ZEIT ONLINE: Frau Mouawad, was berichten Ihre Partner aus Aleppo?

Evita Mouawad: Nach Darstellung der Ärzte, mit denen wir täglich telefonieren, gehen Medikamente und Verbandsmaterial zur Neige. Sie sagen, sie wüssten nicht mehr, wie sie noch weiterarbeiten sollten. Tag für Tag würden wegen der wahllosen und permanenten Bombardements von Wohnvierteln bis zu 50 neue Verwundete eingeliefert. Das ist eine sehr hohe Zahl: Allein im Juli wurden vier von uns unterstützte Krankenhäuser beschädigt. Manche Hospitäler wurden bereits drei- oder viermal angegriffen. 

Es ist sehr schwierig, Baumaterial aufzutreiben und die Gebäude zu reparieren. Ein wichtiges Kraftwerk wurde ebenfalls zerstört, sodass es im Osten Aleppos nur noch für sehr kurze Zeiten Strom gibt. Es fehlt an Trinkwasser, weil die meisten Pumpen nicht mehr funktionieren.

ZEIT ONLINE: Wie viele Ärzte praktizieren noch im Osten Aleppos?

Mouawad: Nach Angaben der lokalen Gesundheitsverwaltung sind es noch 35 Mediziner für etwa 250.000 Bewohner.

ZEIT ONLINE: Nach der Blockade der Castello Straße im Norden Aleppos durch Regimetruppen haben die Aufständischen im Südwesten einen neuen Korridor freigekämpft. Kann dieser für Hilfslieferungen genutzt werden?

Mouawad: Nur in einem sehr geringen Maße. Auch der neue Korridor ist heftig umkämpft, Konvois können ihn nicht sicher passieren. Nur einige wenige Lastwagen mit Gemüse und Obst konnten durchkommen, davon abgesehen geht aber nichts. Das gilt auch für Medikamente. 

Bislang haben wir unsere acht Krankenhäuser und drei Erste-Hilfe-Zentren alle drei Monate beliefert. Der letzte Konvoi, bestehend aus zehn Lastwagen, fuhr Ende April. Als Ende Juli die nächsten Lastwagen nach Aleppo fuhren, war der östliche Teil der Stadt bereits umzingelt.

ZEIT ONLINE: Was halten Sie von dem russischen Vorschlag, humanitäre Korridore für die Zivilbevölkerung zu öffnen?

Mouawad: Wir prüfen jede Möglichkeit, der Zivilbevölkerung zu helfen. Aber unsere Gewährsleute vor Ort sagen uns, dass diese Korridore nicht genutzt werden. Die Menschen haben Angst, weil alle diese Ausgänge auf dem Territorium des Regimes enden.

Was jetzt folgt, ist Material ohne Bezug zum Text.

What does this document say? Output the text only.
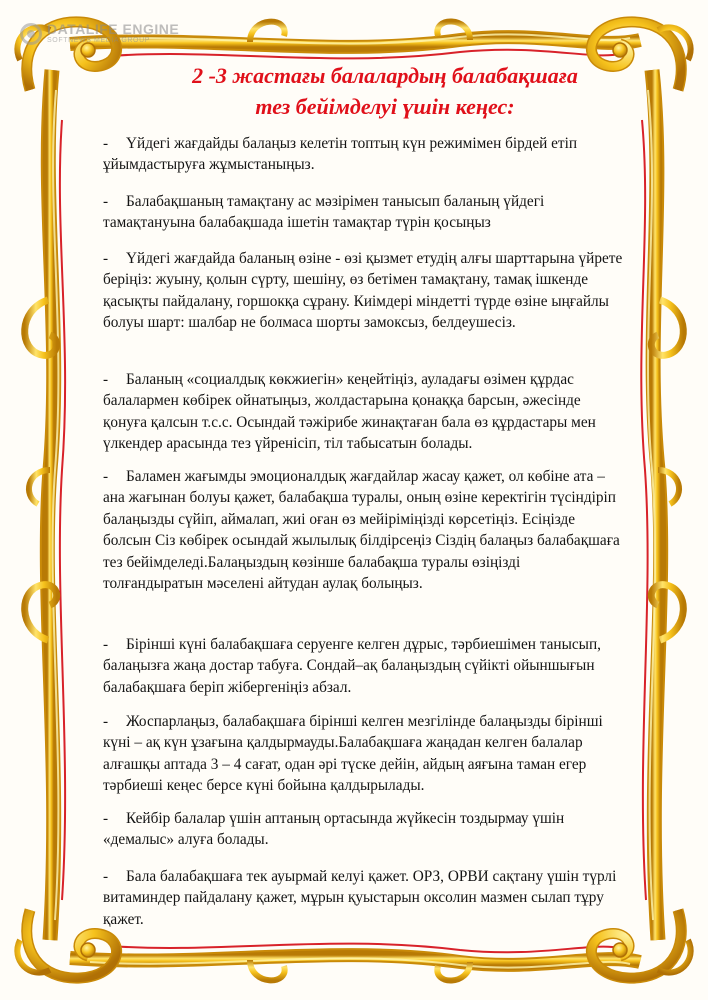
DATALIFE ENGINE
SOFTNEWS MEDIA GROUP
2 -3 жастағы балалардың балабақшаға
тез бейімделуі үшін кеңес:

- Үйдегі жағдайды балаңыз келетін топтың күн режимімен бірдей етіп ұйымдастыруға жұмыстаныңыз.

- Балабақшаның тамақтану ас мәзірімен танысып баланың үйдегі тамақтануына балабақшада ішетін тамақтар түрін қосыңыз

- Үйдегі жағдайда баланың өзіне - өзі қызмет етудің алғы шарттарына үйрете беріңіз: жуыну, қолын сүрту, шешіну, өз бетімен тамақтану, тамақ ішкенде қасықты пайдалану, горшокқа сұрану. Киімдері міндетті түрде өзіне ыңғайлы болуы шарт: шалбар не болмаса шорты замоксыз, белдеушесіз.

- Баланың «социалдық көкжиегін» кеңейтіңіз, ауладағы өзімен құрдас балалармен көбірек ойнатыңыз, жолдастарына қонаққа барсын, әжесінде қонуға қалсын т.с.с. Осындай тәжірибе жинақтаған бала өз құрдастары мен үлкендер арасында тез үйренісіп, тіл табысатын болады.

- Баламен жағымды эмоционалдық жағдайлар жасау қажет, ол көбіне ата – ана жағынан болуы қажет, балабақша туралы, оның өзіне керектігін түсіндіріп балаңызды сүйіп, аймалап, жиі оған өз мейіріміңізді көрсетіңіз. Есіңізде болсын Сіз көбірек осындай жылылық білдірсеңіз Сіздің балаңыз балабақшаға тез бейімделеді.Балаңыздың көзінше балабақша туралы өзіңізді толғандыратын мәселені айтудан аулақ болыңыз.

- Бірінші күні балабақшаға серуенге келген дұрыс, тәрбиешімен танысып, балаңызға жаңа достар табуға. Сондай–ақ балаңыздың сүйікті ойыншығын балабақшаға беріп жібергеніңіз абзал.

- Жоспарлаңыз, балабақшаға бірінші келген мезгілінде балаңызды бірінші күні – ақ күн ұзағына қалдырмауды.Балабақшаға жаңадан келген балалар алғашқы аптада 3 – 4 сағат, одан әрі түске дейін, айдың аяғына таман егер тәрбиеші кеңес берсе күні бойына қалдырылады.

- Кейбір балалар үшін аптаның ортасында жүйкесін тоздырмау үшін «демалыс» алуға болады.

- Бала балабақшаға тек ауырмай келуі қажет. ОРЗ, ОРВИ сақтану үшін түрлі витаминдер пайдалану қажет, мұрын қуыстарын оксолин мазмен сылап тұру қажет.
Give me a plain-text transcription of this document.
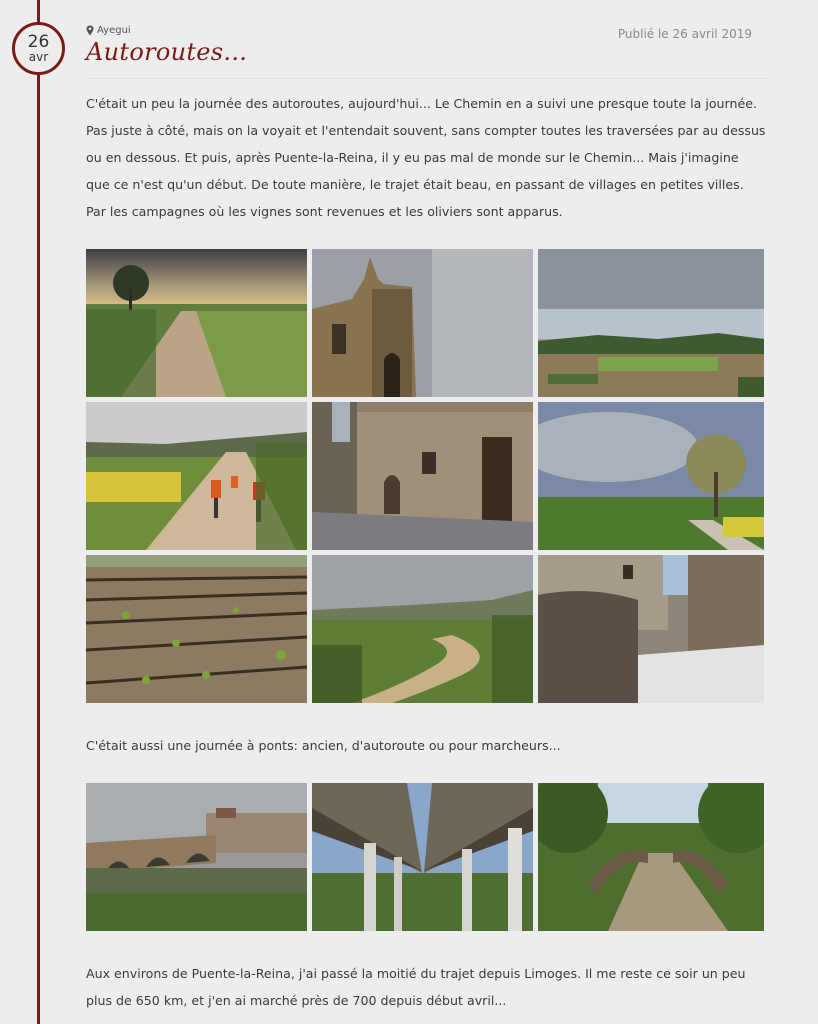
26
avr
Ayegui
Autoroutes...
Publié le 26 avril 2019

C'était un peu la journée des autoroutes, aujourd'hui... Le Chemin en a suivi une presque toute la journée. Pas juste à côté, mais on la voyait et l'entendait souvent, sans compter toutes les traversées par au dessus ou en dessous. Et puis, après Puente-la-Reina, il y eu pas mal de monde sur le Chemin... Mais j'imagine que ce n'est qu'un début. De toute manière, le trajet était beau, en passant de villages en petites villes. Par les campagnes où les vignes sont revenues et les oliviers sont apparus.

C'était aussi une journée à ponts: ancien, d'autoroute ou pour marcheurs...

Aux environs de Puente-la-Reina, j'ai passé la moitié du trajet depuis Limoges. Il me reste ce soir un peu plus de 650 km, et j'en ai marché près de 700 depuis début avril...
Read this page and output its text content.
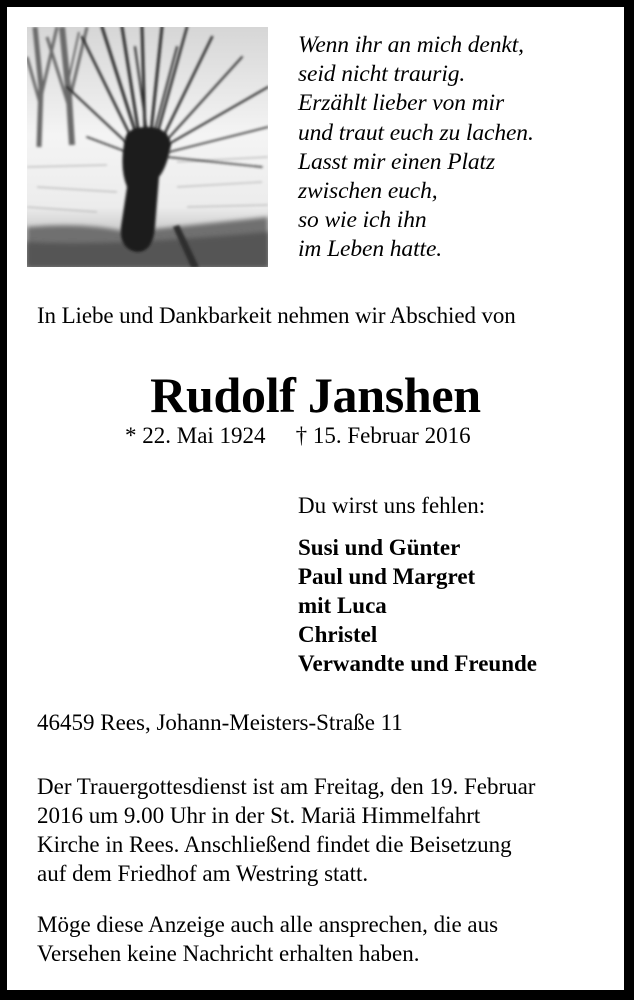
Wenn ihr an mich denkt,
seid nicht traurig.
Erzählt lieber von mir
und traut euch zu lachen.
Lasst mir einen Platz
zwischen euch,
so wie ich ihn
im Leben hatte.
In Liebe und Dankbarkeit nehmen wir Abschied von
Rudolf Janshen
* 22. Mai 1924 † 15. Februar 2016
Du wirst uns fehlen:
Susi und Günter
Paul und Margret
mit Luca
Christel
Verwandte und Freunde
46459 Rees, Johann-Meisters-Straße 11
Der Trauergottesdienst ist am Freitag, den 19. Februar
2016 um 9.00 Uhr in der St. Mariä Himmelfahrt
Kirche in Rees. Anschließend findet die Beisetzung
auf dem Friedhof am Westring statt.
Möge diese Anzeige auch alle ansprechen, die aus
Versehen keine Nachricht erhalten haben.
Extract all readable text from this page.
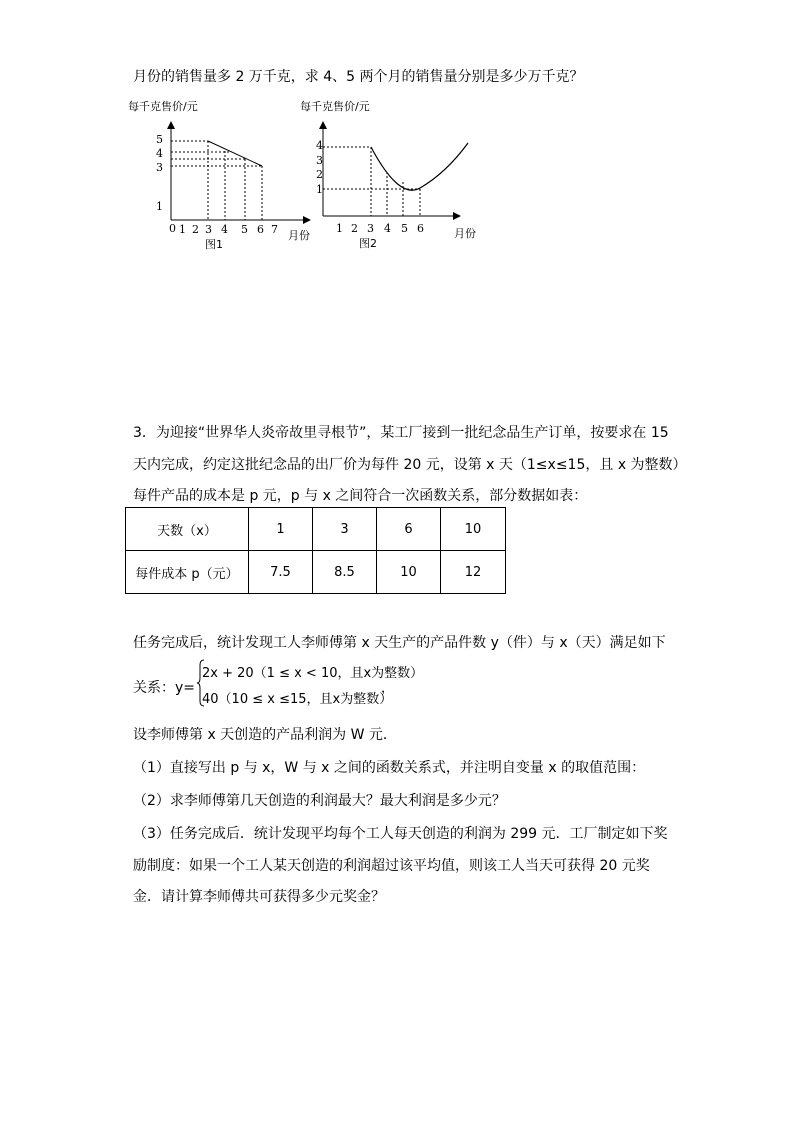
月份的销售量多 2 万千克，求 4、5 两个月的销售量分别是多少万千克？
每千克售价/元
1
3
4
5
0 1 2 3 4 5 6 7 月份
图1
每千克售价/元
1
2
3
4
1 2 3 4 5 6	月份
图2
3．为迎接“世界华人炎帝故里寻根节”，某工厂接到一批纪念品生产订单，按要求在 15
天内完成，约定这批纪念品的出厂价为每件 20 元，设第 x 天（1≤x≤15，且 x 为整数）
每件产品的成本是 p 元，p 与 x 之间符合一次函数关系，部分数据如表：
天数（x）	1	3	6	10
每件成本 p（元）	7.5	8.5	10	12
任务完成后，统计发现工人李师傅第 x 天生产的产品件数 y（件）与 x（天）满足如下
关系：y=
2x + 20（1 ≤ x < 10，且x为整数）
40（10 ≤ x ≤15，且x为整数）
，
设李师傅第 x 天创造的产品利润为 W 元．
（1）直接写出 p 与 x，W 与 x 之间的函数关系式，并注明自变量 x 的取值范围：
（2）求李师傅第几天创造的利润最大？最大利润是多少元？
（3）任务完成后．统计发现平均每个工人每天创造的利润为 299 元．工厂制定如下奖
励制度：如果一个工人某天创造的利润超过该平均值，则该工人当天可获得 20 元奖
金．请计算李师傅共可获得多少元奖金？
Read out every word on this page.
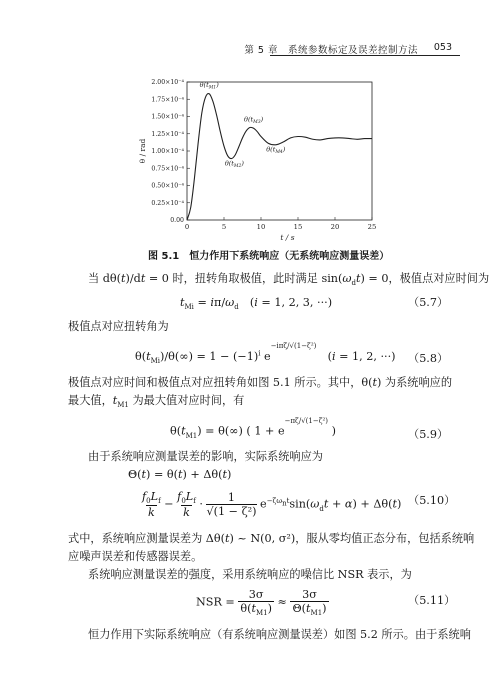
第 5 章　系统参数标定及误差控制方法 053
0.00
0.25×10⁻⁴
0.50×10⁻⁴
0.75×10⁻⁴
1.00×10⁻⁴
1.25×10⁻⁴
1.50×10⁻⁴
1.75×10⁻⁴
2.00×10⁻⁴
0	5	10	15	20	25
t / s
θ / rad
$\theta(t_{M1})$
$\theta(t_{M2})$
$\theta(t_{M3})$
$\theta(t_{M4})$
图 5.1　恒力作用下系统响应（无系统响应测量误差）
当 dθ(t)/dt = 0 时，扭转角取极值，此时满足 $\sin(\omega_dt) = 0$，极值点对应时间为
$t_{Mi} = i\pi/\omega_d$　(i = 1, 2, 3, ···)	（5.7）
极值点对应扭转角为
$\theta(t_{Mi})/\theta(\infty) = 1 - (-1)^i$ $e^{-i\pi\zeta/√(1-\zeta^2)}$　(i = 1, 2, ···) （5.8）
极值点对应时间和极值点对应扭转角如图 5.1 所示。其中，θ(t) 为系统响应的
最大值，$t_{M1}$ 为最大值对应时间，有
$\theta(t_{M1}) = \theta(\infty)$ ( $1 + e^{-\pi\zeta/√(1-\zeta^2)}$ )	（5.9）
由于系统响应测量误差的影响，实际系统响应为
Θ(t) = θ(t) + Δθ(t)
$f_0L_f$
$k - f_0L_f$
k · 1
√(1 − ζ²) $e^{-\zeta\omega_nt}\sin(\omega_dt + \alpha) + \Delta\theta(t)$ （5.10）
式中，系统响应测量误差为 Δθ(t) ~ N(0, σ²)，服从零均值正态分布，包括系统响
应噪声误差和传感器误差。
系统响应测量误差的强度，采用系统响应的噪信比 NSR 表示，为
NSR = 3σ
$\theta(t_{M1}) \approx 3\sigma$
$\Theta(t_{M1})$
（5.11）
恒力作用下实际系统响应（有系统响应测量误差）如图 5.2 所示。由于系统响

ZEIT ONLINE: Es gibt viel Kritik an der Untätigkeit des Westens. Was kann Europa tun, um das Leiden der Eingeschlossenen in Aleppo zu lindern?

Mouawad: Das Wichtigste ist ein konstanter, internationaler Druck auf alle Konfliktparteien, die Gewalt zu unterbrechen, um Hilfslieferungen zu ermöglichen. Die Kriegsparteien müssen aufhören, Krankenhäuser und zivile Infrastruktur zu bombardieren. Als ersten Schritt brauchen wir zumindest einen Waffenstillstand von 48 Stunden, damit humanitäre Organisationen wieder Zugang zu der Stadt bekommen können. Den russischen Vorschlag einer dreistündigen, täglichen Feuerpause halten wir für nicht ausreichend.

ZEIT ONLINE: Die deutsche Regierung hat vorgeschlagen, Hilfsgüter für Aleppo aus der Luft abzuwerfen. Ist das eine realistische Möglichkeit?

Mouawad: Das ist durchaus machbar, wurde auch schon gemacht. Allerdings gibt es gewisse Einschränkungen. Werden Lebensmittel abgeworfen, lässt sich eine gerechte Verteilung unter der Bevölkerung oft nicht garantieren. Ärztliche Hilfsgüter wiederum sind teilweise zerbrechlich und empfindlich. Arzneien müssen bei einer bestimmten Temperatur aufbewahrt werden. Lebensmittel abzuwerfen, das geht. Bei Arzneimitteln ist das im Grunde nicht möglich.